Это правда особого рода, это правда действительности. Но это не очерк, а рассказ. Как мне сделать его вещью прозы будущего – чем-либо вроде рассказов Сент-Экзюпери, открывшего нам воздух.
В прошлом и настоящем для успеха необходимо, чтобы писатель был кем-то вроде иностранца в той стране, о которой он пишет. Чтобы он писал с точки зрения людей, – их интересов, кругозора, – среди которых он вырос и приобрел привычки, вкусы, взгляды. Писатель пишет на языке тех, от имени которых он говорит. И не больше. Если же писатель знает материал слишком хорошо, те, для кого он пишет, не поймут писателя. Писатель изменил, перешел на сторону своего материала.
Не надо знать материал слишком. Таковы все писатели прошлого и настоящего, но проза будущего требует другого. Заговорят не писатели, а люди профессии, обладающие писательским даром. И они расскажут только о том, что знают, видели. Достоверность – вот сила литературы будущего.
А может быть, рассуждения здесь ни к чему и самое главное – постараться вспомнить, во всем вспомнить Марусю Крюкову, хромую девушку, которая травилась вероналом, скопила несколько блестящих крошечных желтеньких яйцеобразных таблеток и проглотила их. Веронал она выменяла на хлеб, на кашу, на порцию селедки у соседок по палате, коим был прописан веронал. Фельдшера знали о торговле вероналом и заставляли больных глотать таблетку на глазах, но корочка у таблетки была жесткая, и обычно больным удавалось заложить веронал за щеку или под язык и после ухода фельдшера выплюнуть на собственную ладонь.
Маруся Крюкова не рассчитала дозы. Она не умерла, ее просто вырвало, и после оказанной помощи – промывания желудка – Марусю выписали на пересылку. Но все это было много позже истории с галстуком.
Маруся Крюкова приехала из Японии в конце тридцатых годов. Дочь эмигранта, жившего на окраине Киото, Маруся с братом вступила в союз «Возвращение в Россию», связалась с советским посольством и в 1939 году получила въездную русскую визу.
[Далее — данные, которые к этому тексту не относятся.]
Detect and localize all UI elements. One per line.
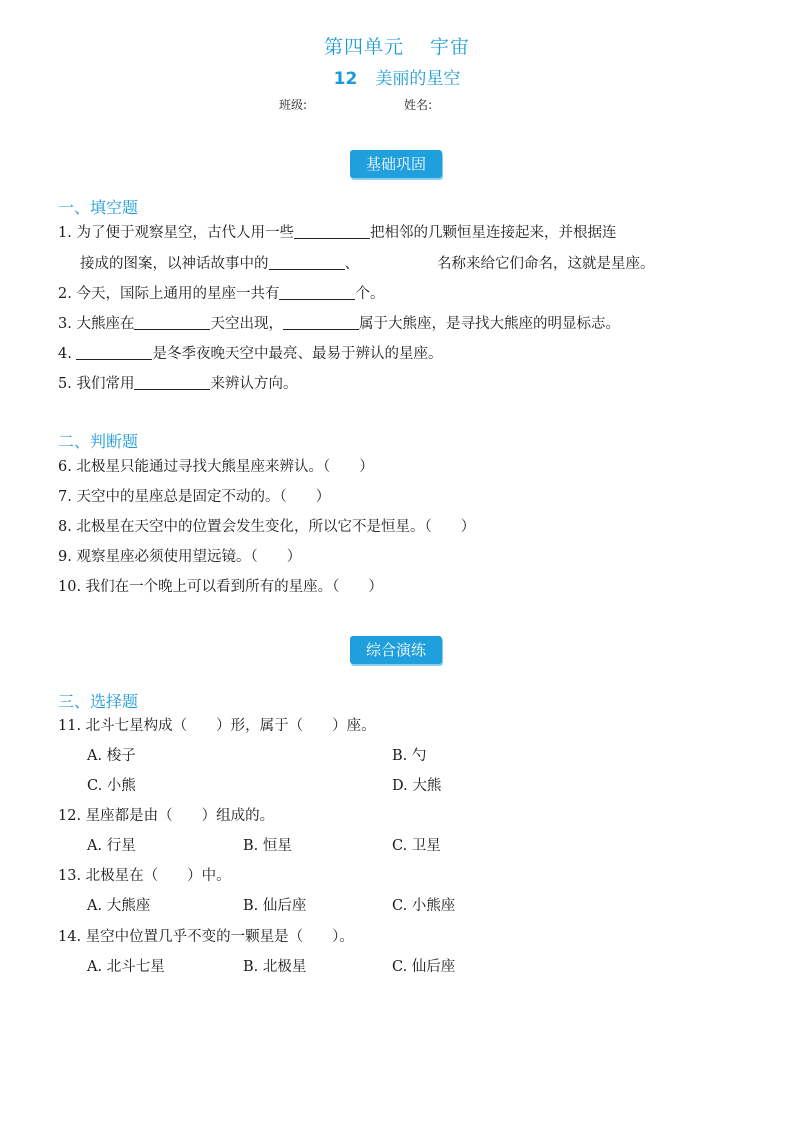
option-12-b[interactable]: B. 恒星 — [243, 838, 292, 854]
answer-blank[interactable] — [76, 345, 152, 360]
question-text: 是冬季夜晚天空中最亮、最易于辨认的星座。 — [152, 346, 443, 362]
question-text: 天空出现， — [210, 316, 283, 332]
question-1-line-1 — [58, 223, 616, 243]
class-label: 班级: — [279, 98, 308, 112]
option-14-b[interactable]: B. 北极星 — [243, 959, 307, 975]
answer-blank[interactable] — [134, 315, 210, 330]
badge-comprehensive: 综合演练 — [350, 636, 442, 664]
question-text: 接成的图案，以神话故事中的 — [80, 256, 269, 272]
question-9: 9. 观察星座必须使用望远镜。（ ） — [58, 549, 302, 565]
question-2 — [58, 284, 384, 304]
question-text: 个。 — [355, 286, 385, 302]
section-judge-title: 二、判断题 — [58, 432, 139, 451]
question-text: 把相邻的几颗恒星连接起来，并根据连 — [369, 225, 617, 241]
option-14-c[interactable]: C. 仙后座 — [392, 959, 456, 975]
question-10: 10. 我们在一个晚上可以看到所有的星座。（ ） — [58, 579, 383, 595]
unit-topic: 宇宙 — [430, 36, 471, 58]
option-13-a[interactable]: A. 大熊座 — [87, 898, 151, 914]
answer-blank[interactable] — [283, 315, 359, 330]
unit-title — [0, 32, 794, 59]
answer-blank[interactable] — [134, 375, 210, 390]
option-13-b[interactable]: B. 仙后座 — [243, 898, 307, 914]
option-11-b[interactable]: B. 勺 — [392, 748, 427, 764]
lesson-title — [0, 64, 794, 89]
question-3 — [58, 314, 620, 334]
option-11-c[interactable]: C. 小熊 — [87, 778, 136, 794]
question-text: 5. 我们常用 — [58, 376, 135, 392]
question-text: 名称来给它们命名，这就是星座。 — [437, 256, 655, 272]
lesson-name: 美丽的星空 — [375, 69, 461, 89]
answer-blank[interactable] — [294, 224, 370, 239]
question-5 — [58, 374, 297, 394]
name-label: 姓名: — [404, 98, 433, 112]
question-1-line-2 — [80, 254, 655, 274]
section-fill-title: 一、填空题 — [58, 198, 139, 217]
question-text: 、 — [344, 256, 359, 272]
question-11: 11. 北斗七星构成（ ）形，属于（ ）座。 — [58, 718, 376, 734]
question-4 — [58, 344, 442, 364]
option-13-c[interactable]: C. 小熊座 — [392, 898, 456, 914]
option-14-a[interactable]: A. 北斗七星 — [87, 959, 165, 975]
lesson-number: 12 — [333, 69, 358, 89]
question-14: 14. 星空中位置几乎不变的一颗星是（ ）。 — [58, 929, 354, 945]
question-6: 6. 北极星只能通过寻找大熊星座来辨认。（ ） — [58, 459, 374, 475]
option-12-c[interactable]: C. 卫星 — [392, 838, 441, 854]
section-choice-title: 三、选择题 — [58, 692, 139, 711]
question-7: 7. 天空中的星座总是固定不动的。（ ） — [58, 489, 331, 505]
option-12-a[interactable]: A. 行星 — [87, 838, 136, 854]
question-text: 属于大熊座，是寻找大熊座的明显标志。 — [358, 316, 620, 332]
answer-blank[interactable] — [269, 255, 345, 270]
question-text: 来辨认方向。 — [210, 376, 298, 392]
question-8: 8. 北极星在天空中的位置会发生变化，所以它不是恒星。（ ） — [58, 519, 476, 535]
question-13: 13. 北极星在（ ）中。 — [58, 868, 231, 884]
option-11-a[interactable]: A. 梭子 — [87, 748, 136, 764]
question-text: 2. 今天，国际上通用的星座一共有 — [58, 286, 280, 302]
unit-label: 第四单元 — [323, 36, 404, 58]
badge-basic: 基础巩固 — [350, 150, 442, 178]
question-text: 1. 为了便于观察星空，古代人用一些 — [58, 225, 294, 241]
question-text: 3. 大熊座在 — [58, 316, 135, 332]
option-11-d[interactable]: D. 大熊 — [392, 778, 442, 794]
question-12: 12. 星座都是由（ ）组成的。 — [58, 808, 275, 824]
question-text: 4. — [58, 346, 77, 362]
answer-blank[interactable] — [279, 285, 355, 300]
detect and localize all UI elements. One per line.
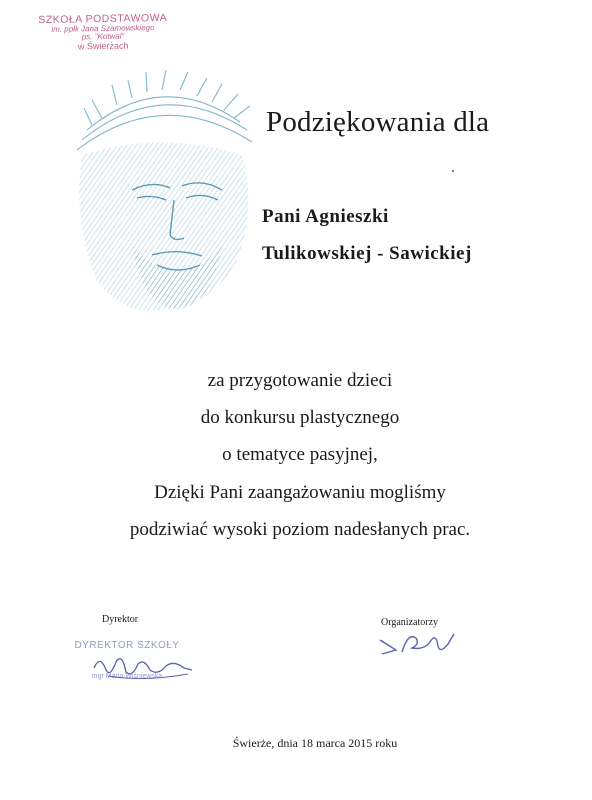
body-line-2: do konkursu plastycznego bbox=[200, 407, 400, 429]
stamp-line-4: w Świerżach bbox=[77, 40, 129, 52]
organizers-label: Organizatorzy bbox=[381, 617, 439, 628]
decorative-dot bbox=[452, 170, 454, 172]
stamp-line-2: im. ppłk Jana Szamowskiego bbox=[51, 23, 155, 34]
recipient-line-2: Tulikowskiej - Sawickiej bbox=[262, 243, 472, 265]
place-and-date: Świerże, dnia 18 marca 2015 roku bbox=[232, 736, 398, 750]
recipient-name bbox=[262, 198, 582, 272]
stamp-line-3: ps. "Kotwal" bbox=[81, 32, 125, 42]
christ-crown-of-thorns-illustration bbox=[62, 70, 262, 320]
organizers-signature bbox=[378, 628, 458, 658]
director-stamp-line-1: DYREKTOR SZKOŁY bbox=[74, 640, 180, 651]
stamp-line-1: SZKOŁA PODSTAWOWA bbox=[38, 11, 168, 27]
body-line-4: Dzięki Pani zaangażowaniu mogliśmy bbox=[154, 481, 446, 503]
recipient-line-1: Pani Agnieszki bbox=[262, 206, 389, 227]
school-stamp bbox=[28, 13, 179, 53]
body-line-1: za przygotowanie dzieci bbox=[207, 370, 393, 391]
body-line-3: o tematyce pasyjnej, bbox=[222, 444, 378, 466]
body-text bbox=[60, 362, 540, 548]
director-stamp-line-2: mgr Maria Wiśniewska bbox=[91, 673, 163, 680]
director-signature bbox=[88, 648, 198, 684]
body-line-5: podziwiać wysoki poziom nadesłanych prac. bbox=[129, 518, 471, 540]
director-label: Dyrektor bbox=[102, 614, 139, 625]
page-title: Podziękowania dla bbox=[266, 106, 490, 138]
Во Владивостоке Маруся была арестована вместе со своими товарищами и с братом, увезена в Москву и больше никогда никого из друзей своих не встречала.
На следствии Марусе сломали ногу и, когда кость срослась, увезли на Колыму – отбывать двадцатипятилетний срок заключения. Маруся была великая рукодельница, мастерица вышивки – на эти вышивки и жила Марусина семья в Киото.
На Колыме это уменье Маруси обнаружили начальники сразу. Ей никогда не платили за вышивки: либо принесут кусок хлеба, два куска сахару, папиросы, – Маруся, впрочем, не научилась курить. И ручная вышивка чудной работы стоимостью в несколько сотен рублей оставалась в руках начальства.
Услышав о способностях заключенной Крюковой, начальница санчасти положила Марусю в больницу, и с этого времени Маруся вышивала врачихе.
Когда пришла телефонограмма в совхоз, где Маруся работала, чтобы всех мастериц-рукодельниц направить попутной машиной в распоряжение …, начальник лагеря спрятал Марусю – у жены был большой заказ для мастерицы. Но кто-то немедленно написал высшему начальству донос, и Марусю пришлось отправить. Куда?
Две тысячи километров тянется, вьется центральная колымская трасса – шоссе среди сопок, ущелий, столбики, рельсы, мосты… Рельсов на колымской трассе нет. Но все повторяли и повторяют здесь некрасовскую «Железную дорогу» – зачем сочинять стихи, когда есть вполне пригодный текст. Дорога построена вся от кайла и лопаты, от тачки и бура…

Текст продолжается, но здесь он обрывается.